Pengelolaan desa wisata dan kendala yang dihadapi
Desa wisata merupakan alternatif wisata yang diminati wisatawan baik terutama wisatawan dari eropa karena  menawarkan keindahan alam tropis dengan suasana yang nyaman dan tidak pernah ditemukan di belahan dunia eropa (Naghib, 2005: 52). Oleh karena itu, Potensi desa wisata dalam mendongkrak pendapatan domestik harus diperhatikan. Desa-desa yang bisa dikembangkan dalam program desa wisata akan memberikan contoh yang baik bagi desa lainnya, penetapan suatu desa dijadikan sebagai desa wisata harus memenuhi persyaratanpersyaratan, antara lain sebagai berikut :
1. Aksesbilitasnya baik, sehingga mudah dikunjungi wisatawan dengan menggunakan berbagai jenis alat transportasi.
2. Memiliki obyek-obyek menarik berupa alam, seni budaya, legenda, keunikan kuliner lokal, dan sebagainya untuk dikembangkan sebagai obyek wisata.
3. Masyarakat dan aparat desanya menerima dan memberikan dukungan yang tinggi terhadap desa wisata serta para wisatawan yang datang ke desanya.
4. Keamanan di desa tersebut terjamin.
5. Tersedia akomodasi, telekomunikasi, dan tenaga kerja yang memadai.
6. Beriklim sejuk atau dingin.
7. Berhubungan dengan obyek wisata lain yang sudah dikenal oleh masyarakat luas.
Pembangunan desa wisata bertujuan untuk mendukung program pemerintah dalam pembangunan kepariwisataan dengan menyediakan obyek wisata alternatif.
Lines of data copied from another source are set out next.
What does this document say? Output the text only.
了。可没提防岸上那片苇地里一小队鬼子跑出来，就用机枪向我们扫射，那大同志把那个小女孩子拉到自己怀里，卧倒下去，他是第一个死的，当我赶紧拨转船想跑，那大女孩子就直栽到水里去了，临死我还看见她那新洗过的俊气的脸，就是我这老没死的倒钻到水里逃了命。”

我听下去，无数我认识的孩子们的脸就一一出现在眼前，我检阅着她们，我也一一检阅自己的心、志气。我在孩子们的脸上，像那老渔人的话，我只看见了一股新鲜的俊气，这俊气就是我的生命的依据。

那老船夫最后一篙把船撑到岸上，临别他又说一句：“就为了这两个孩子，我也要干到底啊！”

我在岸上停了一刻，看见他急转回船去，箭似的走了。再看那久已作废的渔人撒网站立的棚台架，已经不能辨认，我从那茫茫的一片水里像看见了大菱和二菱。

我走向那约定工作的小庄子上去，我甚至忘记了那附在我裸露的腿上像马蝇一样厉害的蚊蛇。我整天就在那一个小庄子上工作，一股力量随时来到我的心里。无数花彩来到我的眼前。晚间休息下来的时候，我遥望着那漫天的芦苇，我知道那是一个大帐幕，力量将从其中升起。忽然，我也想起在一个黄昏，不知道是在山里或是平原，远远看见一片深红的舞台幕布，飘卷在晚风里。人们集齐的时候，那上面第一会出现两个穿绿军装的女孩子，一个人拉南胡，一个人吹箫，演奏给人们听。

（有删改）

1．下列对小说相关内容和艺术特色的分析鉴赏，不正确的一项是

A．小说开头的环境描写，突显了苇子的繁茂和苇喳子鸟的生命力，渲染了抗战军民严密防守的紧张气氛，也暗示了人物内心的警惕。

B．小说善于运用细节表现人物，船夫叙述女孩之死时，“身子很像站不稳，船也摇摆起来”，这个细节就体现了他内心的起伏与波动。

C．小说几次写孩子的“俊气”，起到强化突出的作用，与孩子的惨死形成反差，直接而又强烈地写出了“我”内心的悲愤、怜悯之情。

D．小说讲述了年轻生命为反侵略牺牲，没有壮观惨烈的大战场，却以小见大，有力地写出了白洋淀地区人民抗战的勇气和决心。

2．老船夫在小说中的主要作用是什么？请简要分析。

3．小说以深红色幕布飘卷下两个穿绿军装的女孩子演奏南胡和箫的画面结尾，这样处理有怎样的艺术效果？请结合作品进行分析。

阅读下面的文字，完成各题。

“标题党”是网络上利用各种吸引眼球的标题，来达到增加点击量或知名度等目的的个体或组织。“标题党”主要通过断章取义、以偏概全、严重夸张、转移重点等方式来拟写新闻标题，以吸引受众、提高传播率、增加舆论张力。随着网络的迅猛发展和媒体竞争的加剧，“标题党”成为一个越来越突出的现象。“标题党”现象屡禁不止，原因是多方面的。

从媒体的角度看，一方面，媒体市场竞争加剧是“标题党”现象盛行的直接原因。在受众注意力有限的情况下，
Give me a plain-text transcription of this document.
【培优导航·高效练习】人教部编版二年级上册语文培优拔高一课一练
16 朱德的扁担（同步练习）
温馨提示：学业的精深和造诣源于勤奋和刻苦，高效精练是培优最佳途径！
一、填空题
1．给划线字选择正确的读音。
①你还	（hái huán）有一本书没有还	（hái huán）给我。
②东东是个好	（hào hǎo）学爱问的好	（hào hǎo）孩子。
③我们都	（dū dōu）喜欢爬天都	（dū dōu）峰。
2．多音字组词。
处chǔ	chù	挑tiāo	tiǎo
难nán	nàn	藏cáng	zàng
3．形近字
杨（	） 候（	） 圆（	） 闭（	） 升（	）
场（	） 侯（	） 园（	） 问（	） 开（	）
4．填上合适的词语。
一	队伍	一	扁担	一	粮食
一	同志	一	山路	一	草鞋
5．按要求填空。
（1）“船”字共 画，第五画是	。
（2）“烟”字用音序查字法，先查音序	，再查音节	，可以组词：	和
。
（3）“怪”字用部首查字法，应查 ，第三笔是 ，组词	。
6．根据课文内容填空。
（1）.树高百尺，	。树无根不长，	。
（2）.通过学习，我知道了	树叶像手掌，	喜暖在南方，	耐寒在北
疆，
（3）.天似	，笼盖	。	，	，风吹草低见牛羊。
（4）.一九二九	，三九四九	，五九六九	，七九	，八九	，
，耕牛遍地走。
Selain itu juga menggali potensi desa untuk pembangunan masyarakat sekitar desa wisata. Tujuan lainnya yaitu memperluas lapangan kerja dan lapangan berusaha bagi penduduk desa, sehingga bisa meningkatkan kesejahteraan dan kualitas hidup masyarakat desa. Dengan demikian akan terjadi pemerataan pembangunan ekonomi di desa. Mendorong orang-orang kota yang secara ekonomi relatif lebih baik, agar senang pergi ke desa untuk berekreasi (Ruralisasi). Menimbukan rasa bangga bagi penduduk desa untuk tetap tinggal di desanya, sehingga mengurangi urbanisasi. Sesuai dengan tujuan tersebut, maka program kegiatan ini seharusnya dilaksanakan oleh masyarakat desa setempat. Kepala Desa dan staf serta masyarakat itu sendiri yang harus mengkoordinasi pembangunan desa wisata dibantu oleh Badan Pengawas Desa (BPD) sebagai pengelola atau managernya untuk pengawasan program pembangunan desa wisata, hal inipun terkait pula dengan pengawasan di bawah pembinaan dinas pariwisata daerah (Diparda) setempat. Pembangunan desa wisata mempunyai manfaat di bidang ekonomi, sosial dan lain-lain. Manfaat  dari pembangunan desa wisata dari segi ekonomi yaitu meningkatkan perekonomian nasional, regional, dan masyarakat lokal. Selain itu membuka lapangan kerja dan lapangan berusaha bagi masyarakat di desa. Pengembangan pariwisata ini juga bermanfaat untuk meningkatkan ilmu dan teknologi bidang kepariwisataan. Manfaat lainnya yakni menggugah sadar lingkungan, yaitu menyadarkan masyarakat akan arti pentingnya memelihara dan melestarikan lingkungan bagi kehidupan manusia kini dan di masa datang (Soemarno, 2010).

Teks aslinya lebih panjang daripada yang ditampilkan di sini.